Memorabilia from Johan Santana’s no-hitter was up for bid via the New York Mets auction site over the last couple of weeks. The lineup card from the Mets dugout for what was the first no-no in team history sold for $12,057. The visitors lineup card brought $6,007. Several game-used baseballs sold–one for $8,563.
Even the team was surprised at the amount that was bid on some pieces, even before the bidding was done. The Wall Street Journal delved into the marketing of historic moments in this story.
A little boy in southern Wisconsin took up baseball card collecting and loved his little binder of cards so much, he took them everywhere. One day he put it on top of the family car when he and his dad stopped to play catch. They drove off and somewhere along a local highway, the binder blew off.
Elijah Wolfe was crushed. So were his parents, who put flyers up at local supermarkets and took out an ad in the newspaper. The heartfelt plea caught the eye and the emotion of a local woman who decided to do something about it. Read about it in the Portage Daily Register.

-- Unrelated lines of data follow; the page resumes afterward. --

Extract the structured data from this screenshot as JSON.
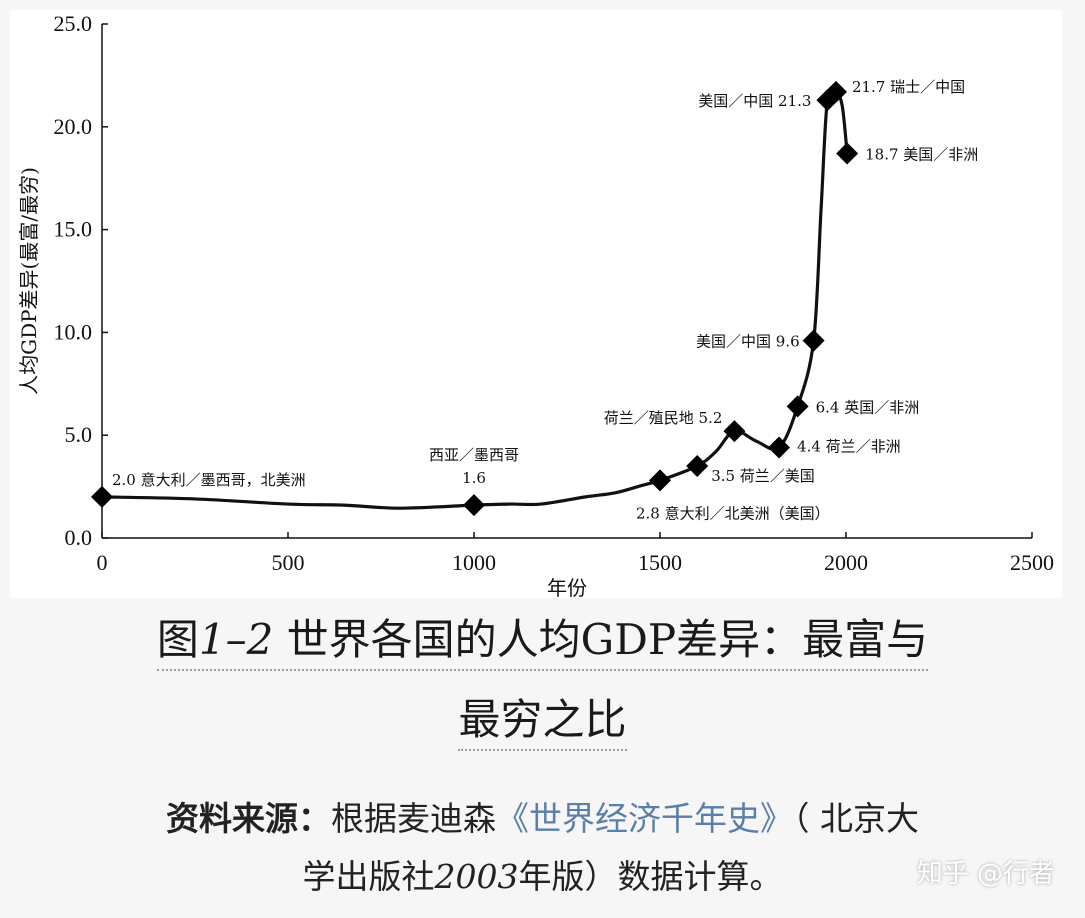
{
  "chart_data": {
    "type": "line",
    "xlabel": "年份",
    "ylabel": "人均GDP差异(最富/最穷)",
    "xlim": [
      0,
      2500
    ],
    "ylim": [
      0,
      25
    ],
    "xticks": [
      "0",
      "500",
      "1000",
      "1500",
      "2000",
      "2500"
    ],
    "yticks": [
      "0.0",
      "5.0",
      "10.0",
      "15.0",
      "20.0",
      "25.0"
    ],
    "curve": {
      "x": [
        0,
        250,
        500,
        650,
        800,
        1000,
        1100,
        1180,
        1300,
        1380,
        1450,
        1500,
        1600,
        1650,
        1700,
        1760,
        1820,
        1870,
        1913,
        1933,
        1950,
        1973,
        1990,
        2003
      ],
      "y": [
        2.0,
        1.9,
        1.65,
        1.6,
        1.45,
        1.6,
        1.65,
        1.65,
        2.0,
        2.2,
        2.55,
        2.8,
        3.5,
        4.2,
        5.2,
        4.7,
        4.4,
        6.4,
        9.6,
        16.0,
        21.3,
        21.7,
        21.0,
        18.7
      ]
    },
    "points": [
      {
        "x": 0,
        "y": 2.0,
        "label": "2.0 意大利／墨西哥，北美洲"
      },
      {
        "x": 1000,
        "y": 1.6,
        "label": "西亚／墨西哥"
      },
      {
        "x": 1500,
        "y": 2.8,
        "label": "2.8  意大利／北美洲（美国）"
      },
      {
        "x": 1600,
        "y": 3.5,
        "label": "3.5 荷兰／美国"
      },
      {
        "x": 1700,
        "y": 5.2,
        "label": "荷兰／殖民地 5.2"
      },
      {
        "x": 1820,
        "y": 4.4,
        "label": "4.4 荷兰／非洲"
      },
      {
        "x": 1870,
        "y": 6.4,
        "label": "6.4 英国／非洲"
      },
      {
        "x": 1913,
        "y": 9.6,
        "label": "美国／中国 9.6"
      },
      {
        "x": 1950,
        "y": 21.3,
        "label": "美国／中国  21.3"
      },
      {
        "x": 1973,
        "y": 21.7,
        "label": "21.7 瑞士／中国"
      },
      {
        "x": 2003,
        "y": 18.7,
        "label": "18.7 美国／非洲"
      }
    ],
    "extra_labels": [
      "1.6"
    ],
    "grid": false
  },
  "caption": {
    "line1_prefix": "图",
    "line1_num": "1–2",
    "line1_text": " 世界各国的人均GDP差异：最富与",
    "line2": "最穷之比"
  },
  "source": {
    "key": "资料来源：",
    "lead": "根据麦迪森",
    "book": "《世界经济千年史》",
    "after_book": "（ 北京大",
    "line2_pre": "学出版社",
    "year": "2003",
    "line2_post": "年版）数据计算。"
  },
  "watermark": "知乎 @行者"
}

Wonder why few players ever smiled on those old photographs from the early part of the 20th century? Could be those flannel uniforms they were wearing on 90-degree days. Could be the obvious lack of really good dental care. Or…it could be that this still relatively new phenomenon known as photography was a little scary for some guys. Consider this tidbit from a writer for Baseball Magazine in February 1917: A photographer is always an unwelcome gent to Plank on his pitching days. He believes having having his pictures taken, giving his picture away, or even being snapped by the photographers on the field, are ill luck for him.